Respond with a JSON object matching this schema:
{
  "classification": "positive" | "negative" | "neutral",
  "confidence": number between 0 and 1,
  "reasoning": "brief explanation",
  "key_phrases": ["array", "of", "phrases"]
}

Do not include any text outside the JSON object.

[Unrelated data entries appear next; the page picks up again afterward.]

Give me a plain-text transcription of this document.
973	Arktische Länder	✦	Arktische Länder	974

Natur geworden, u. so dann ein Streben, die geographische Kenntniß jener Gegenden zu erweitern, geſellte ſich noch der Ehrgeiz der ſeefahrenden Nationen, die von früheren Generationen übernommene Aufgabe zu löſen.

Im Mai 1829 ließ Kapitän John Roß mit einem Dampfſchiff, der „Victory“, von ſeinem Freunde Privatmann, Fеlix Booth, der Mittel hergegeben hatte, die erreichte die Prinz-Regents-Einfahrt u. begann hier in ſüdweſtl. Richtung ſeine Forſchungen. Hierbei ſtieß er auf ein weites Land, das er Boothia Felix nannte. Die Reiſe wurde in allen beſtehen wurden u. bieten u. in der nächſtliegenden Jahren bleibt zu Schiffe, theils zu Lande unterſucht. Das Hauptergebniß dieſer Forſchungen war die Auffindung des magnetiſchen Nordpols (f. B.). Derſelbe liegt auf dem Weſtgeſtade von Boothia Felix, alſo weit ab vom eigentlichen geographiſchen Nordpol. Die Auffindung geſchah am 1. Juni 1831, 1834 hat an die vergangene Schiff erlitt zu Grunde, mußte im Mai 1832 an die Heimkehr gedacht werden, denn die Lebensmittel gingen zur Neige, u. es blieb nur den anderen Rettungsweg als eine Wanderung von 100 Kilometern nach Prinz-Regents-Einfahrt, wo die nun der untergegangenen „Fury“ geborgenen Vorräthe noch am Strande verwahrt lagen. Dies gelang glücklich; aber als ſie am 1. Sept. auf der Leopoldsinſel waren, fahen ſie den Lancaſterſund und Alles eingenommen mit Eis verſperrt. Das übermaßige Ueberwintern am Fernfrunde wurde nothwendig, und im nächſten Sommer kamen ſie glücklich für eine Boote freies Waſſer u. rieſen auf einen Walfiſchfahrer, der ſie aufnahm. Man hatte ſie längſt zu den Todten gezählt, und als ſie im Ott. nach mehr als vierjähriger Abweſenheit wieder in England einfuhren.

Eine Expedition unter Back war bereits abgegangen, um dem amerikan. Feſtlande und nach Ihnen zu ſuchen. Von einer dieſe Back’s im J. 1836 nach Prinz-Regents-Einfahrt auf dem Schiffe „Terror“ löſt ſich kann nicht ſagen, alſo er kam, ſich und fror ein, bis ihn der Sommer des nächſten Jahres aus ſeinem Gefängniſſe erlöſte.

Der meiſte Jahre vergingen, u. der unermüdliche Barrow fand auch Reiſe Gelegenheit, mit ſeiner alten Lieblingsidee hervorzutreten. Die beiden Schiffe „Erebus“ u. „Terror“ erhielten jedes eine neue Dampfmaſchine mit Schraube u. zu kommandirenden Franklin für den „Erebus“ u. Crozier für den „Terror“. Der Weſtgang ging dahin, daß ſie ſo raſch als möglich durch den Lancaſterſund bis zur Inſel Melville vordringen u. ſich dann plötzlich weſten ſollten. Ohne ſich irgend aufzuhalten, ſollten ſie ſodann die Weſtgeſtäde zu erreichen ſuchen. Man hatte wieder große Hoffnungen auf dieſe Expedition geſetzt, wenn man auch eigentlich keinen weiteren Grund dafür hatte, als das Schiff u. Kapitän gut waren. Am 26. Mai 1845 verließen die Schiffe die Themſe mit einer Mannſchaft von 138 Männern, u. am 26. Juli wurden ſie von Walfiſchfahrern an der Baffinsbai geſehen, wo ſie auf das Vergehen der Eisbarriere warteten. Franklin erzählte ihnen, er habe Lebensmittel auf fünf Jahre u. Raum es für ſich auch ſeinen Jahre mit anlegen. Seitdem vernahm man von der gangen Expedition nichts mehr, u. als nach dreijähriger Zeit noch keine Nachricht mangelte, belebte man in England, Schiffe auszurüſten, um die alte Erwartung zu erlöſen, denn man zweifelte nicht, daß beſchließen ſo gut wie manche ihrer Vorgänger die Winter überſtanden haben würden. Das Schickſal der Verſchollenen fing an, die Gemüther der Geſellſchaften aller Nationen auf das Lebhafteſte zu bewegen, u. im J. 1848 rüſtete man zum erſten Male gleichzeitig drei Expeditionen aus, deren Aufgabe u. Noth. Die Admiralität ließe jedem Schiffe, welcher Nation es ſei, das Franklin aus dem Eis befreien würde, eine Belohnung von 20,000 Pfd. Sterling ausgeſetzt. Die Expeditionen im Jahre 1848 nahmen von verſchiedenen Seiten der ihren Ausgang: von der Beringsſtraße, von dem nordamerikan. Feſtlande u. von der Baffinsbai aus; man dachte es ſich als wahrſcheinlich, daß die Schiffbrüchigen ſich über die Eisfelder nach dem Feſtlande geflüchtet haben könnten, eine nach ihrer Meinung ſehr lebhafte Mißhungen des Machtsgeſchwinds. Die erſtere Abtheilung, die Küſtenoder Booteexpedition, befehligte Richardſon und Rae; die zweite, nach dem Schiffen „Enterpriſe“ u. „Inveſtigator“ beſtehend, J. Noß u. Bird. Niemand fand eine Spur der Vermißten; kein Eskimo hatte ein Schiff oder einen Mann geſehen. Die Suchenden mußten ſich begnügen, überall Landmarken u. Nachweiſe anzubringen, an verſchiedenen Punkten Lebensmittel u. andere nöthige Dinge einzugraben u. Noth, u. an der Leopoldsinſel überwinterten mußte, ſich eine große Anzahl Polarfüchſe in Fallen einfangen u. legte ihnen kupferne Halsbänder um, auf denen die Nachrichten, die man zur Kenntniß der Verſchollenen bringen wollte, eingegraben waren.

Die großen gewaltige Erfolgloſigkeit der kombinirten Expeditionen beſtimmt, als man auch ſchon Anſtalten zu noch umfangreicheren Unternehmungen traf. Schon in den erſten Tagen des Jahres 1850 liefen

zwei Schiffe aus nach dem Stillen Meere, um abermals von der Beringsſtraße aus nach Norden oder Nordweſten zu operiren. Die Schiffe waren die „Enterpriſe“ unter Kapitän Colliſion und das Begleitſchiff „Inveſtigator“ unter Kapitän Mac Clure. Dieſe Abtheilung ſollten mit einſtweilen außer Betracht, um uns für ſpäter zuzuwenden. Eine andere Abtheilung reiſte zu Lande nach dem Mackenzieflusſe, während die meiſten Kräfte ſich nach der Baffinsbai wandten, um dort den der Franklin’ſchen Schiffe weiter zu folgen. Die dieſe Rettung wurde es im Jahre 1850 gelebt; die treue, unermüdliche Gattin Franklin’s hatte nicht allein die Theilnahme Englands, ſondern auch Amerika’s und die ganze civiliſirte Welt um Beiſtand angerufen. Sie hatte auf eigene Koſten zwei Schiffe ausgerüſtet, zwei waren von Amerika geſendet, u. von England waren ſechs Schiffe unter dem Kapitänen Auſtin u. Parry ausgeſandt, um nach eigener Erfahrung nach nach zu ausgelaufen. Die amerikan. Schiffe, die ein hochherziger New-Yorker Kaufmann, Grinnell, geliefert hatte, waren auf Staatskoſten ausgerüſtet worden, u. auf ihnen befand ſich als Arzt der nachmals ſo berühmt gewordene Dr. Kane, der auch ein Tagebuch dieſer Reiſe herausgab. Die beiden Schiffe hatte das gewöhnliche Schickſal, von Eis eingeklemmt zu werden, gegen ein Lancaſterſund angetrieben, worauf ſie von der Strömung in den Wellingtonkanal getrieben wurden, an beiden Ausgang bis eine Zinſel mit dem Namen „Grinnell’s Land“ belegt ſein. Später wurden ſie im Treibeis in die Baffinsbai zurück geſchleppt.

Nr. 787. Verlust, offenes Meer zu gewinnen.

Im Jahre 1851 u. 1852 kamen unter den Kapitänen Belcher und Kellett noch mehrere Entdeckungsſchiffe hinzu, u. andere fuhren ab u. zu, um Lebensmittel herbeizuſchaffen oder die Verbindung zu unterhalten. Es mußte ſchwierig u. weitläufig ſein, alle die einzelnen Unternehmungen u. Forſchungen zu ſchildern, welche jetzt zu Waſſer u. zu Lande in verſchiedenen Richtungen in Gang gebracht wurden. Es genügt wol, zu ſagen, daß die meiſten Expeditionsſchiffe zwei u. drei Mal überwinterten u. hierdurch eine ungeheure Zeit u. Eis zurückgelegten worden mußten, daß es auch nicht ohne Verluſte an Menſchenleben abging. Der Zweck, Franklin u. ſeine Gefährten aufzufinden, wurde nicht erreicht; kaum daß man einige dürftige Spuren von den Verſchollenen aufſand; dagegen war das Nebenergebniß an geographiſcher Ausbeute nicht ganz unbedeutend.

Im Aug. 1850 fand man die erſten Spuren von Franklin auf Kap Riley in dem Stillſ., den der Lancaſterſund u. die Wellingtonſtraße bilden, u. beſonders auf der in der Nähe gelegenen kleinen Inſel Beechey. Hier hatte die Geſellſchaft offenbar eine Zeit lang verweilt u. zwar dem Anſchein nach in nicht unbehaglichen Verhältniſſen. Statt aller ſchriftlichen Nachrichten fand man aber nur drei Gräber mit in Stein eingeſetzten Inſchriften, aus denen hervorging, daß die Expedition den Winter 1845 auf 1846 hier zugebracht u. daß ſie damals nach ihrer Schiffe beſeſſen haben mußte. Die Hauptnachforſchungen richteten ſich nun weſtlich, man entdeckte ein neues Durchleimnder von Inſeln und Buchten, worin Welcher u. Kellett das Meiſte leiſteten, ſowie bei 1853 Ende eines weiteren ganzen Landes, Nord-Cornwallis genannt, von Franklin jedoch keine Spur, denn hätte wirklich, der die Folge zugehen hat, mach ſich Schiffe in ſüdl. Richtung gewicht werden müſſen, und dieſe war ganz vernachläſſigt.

Temperature and Top-P Tuning

Use Case	Temperature	Top-P	Rationale
Code generation	0.0-0.2	0.9	Deterministic, correct
Classification	0.0	1.0	Consistent results
Creative writing	0.7-1.0	0.95	Diverse, interesting
Summarization	0.2-0.4	0.9	Faithful but fluent
Brainstorming	0.8-1.2	0.95	Maximum diversity
Data extraction	0.0	0.9	Precise, reliable

Rules

Temperature 0 for tasks requiring consistency and correctness
Higher temperature for creative tasks
Top-P rarely needs tuning (keep at 0.9-1.0)
Do not use both high temperature AND low top-p (contradictory)

Evaluation Metrics

Automated Metrics

Metric	Measures	Use For
Exact Match	Output equals expected	Classification, extraction
F1 Score	Precision + recall balance	Multi-label tasks
BLEU/ROUGE	N-gram overlap	Summarization, translation
JSON validity	Parseable structured output	Structured generation
Regex match	Output matches pattern	Format compliance

Human Evaluation Dimensions

Dimension	Scale	Description
Accuracy	1-5	Factual correctness
Relevance	1-5	Addresses the actual question
Coherence	1-5	Logical flow and structure
Completeness	1-5	Covers all required aspects
Tone	1-5	Matches desired voice
Conciseness	1-5	No unnecessary content

Evaluation Dataset Requirements

Minimum 50 examples for statistical significance
Cover all input categories proportionally
Include edge cases (10-20% of dataset)
Gold labels reviewed by 2+ evaluators
Version-controlled alongside prompts

A/B Testing Process

Define hypothesis: "Prompt B will improve [metric] by [amount]"
Hold all variables constant except the prompt change
Run both variants on the same evaluation set
Calculate metric differences with confidence intervals
Require statistical significance (p < 0.05) before adopting

What to A/B Test

Variable	Expected Impact
Instruction phrasing (imperative vs descriptive)	Moderate
Number of few-shot examples	Moderate
Example ordering	Low-moderate
CoT presence/absence	High for reasoning tasks
Output format specification	High for structured output
Constraint placement (beginning vs end)	Low

Prompt Versioning

Version File Format

id: classify-sentiment
version: 2.1
model: claude-sonnet-4-20250514
temperature: 0.0
created: 2025-03-01
author: team
changelog: "Added edge case examples for sarcasm detection"
metrics:
  accuracy: 0.94
  f1: 0.92
  eval_dataset: sentiment-eval-v3
system_prompt: |
  You are a sentiment classifier...
examples:
  - input: "..."
    output: "..."

Versioning Rules

Semantic versioning: major.minor (major = behavior change, minor = refinement)
Every version includes evaluation metrics
Link to evaluation dataset version
Document what changed and why
Keep previous versions for rollback

Anti-Patterns / Common Mistakes

Anti-Pattern	Why It Is Wrong	Correct Approach
Vague instructions ("be helpful")	Unreliable, inconsistent output	Specific instructions with examples
Contradictory constraints	Model cannot satisfy both	Review for consistency
Examples that do not match task	Confuses the model	Examples must reflect real use
Over-engineering simple tasks	Wasted tokens, slower	Match prompt complexity to task complexity
No evaluation framework	Guessing at quality	Define metrics before iterating
Optimizing for single example	Overfitting to one case	Optimize for the distribution
Assuming cross-model portability	Different models need different prompts	Test on target model
Skipping version control	Cannot rollback or compare	Version every prompt with metrics

Integration Points

Skill	Relationship
`llm-as-judge`	LLM-as-judge evaluates prompt output quality
`acceptance-testing`	Prompt evaluation datasets serve as acceptance tests
`testing-strategy`	Prompt testing follows the evaluation methodology
`senior-data-scientist`	Statistical testing validates A/B results
`code-review`	Prompt changes reviewed like code changes
`clean-code`	Prompt readability follows clean code naming principles

Skill Type

FLEXIBLE — Adapt prompting techniques to the specific model, task, and quality requirements. The evaluation and versioning practices are strongly recommended but can be scaled to project size. Always version production prompts.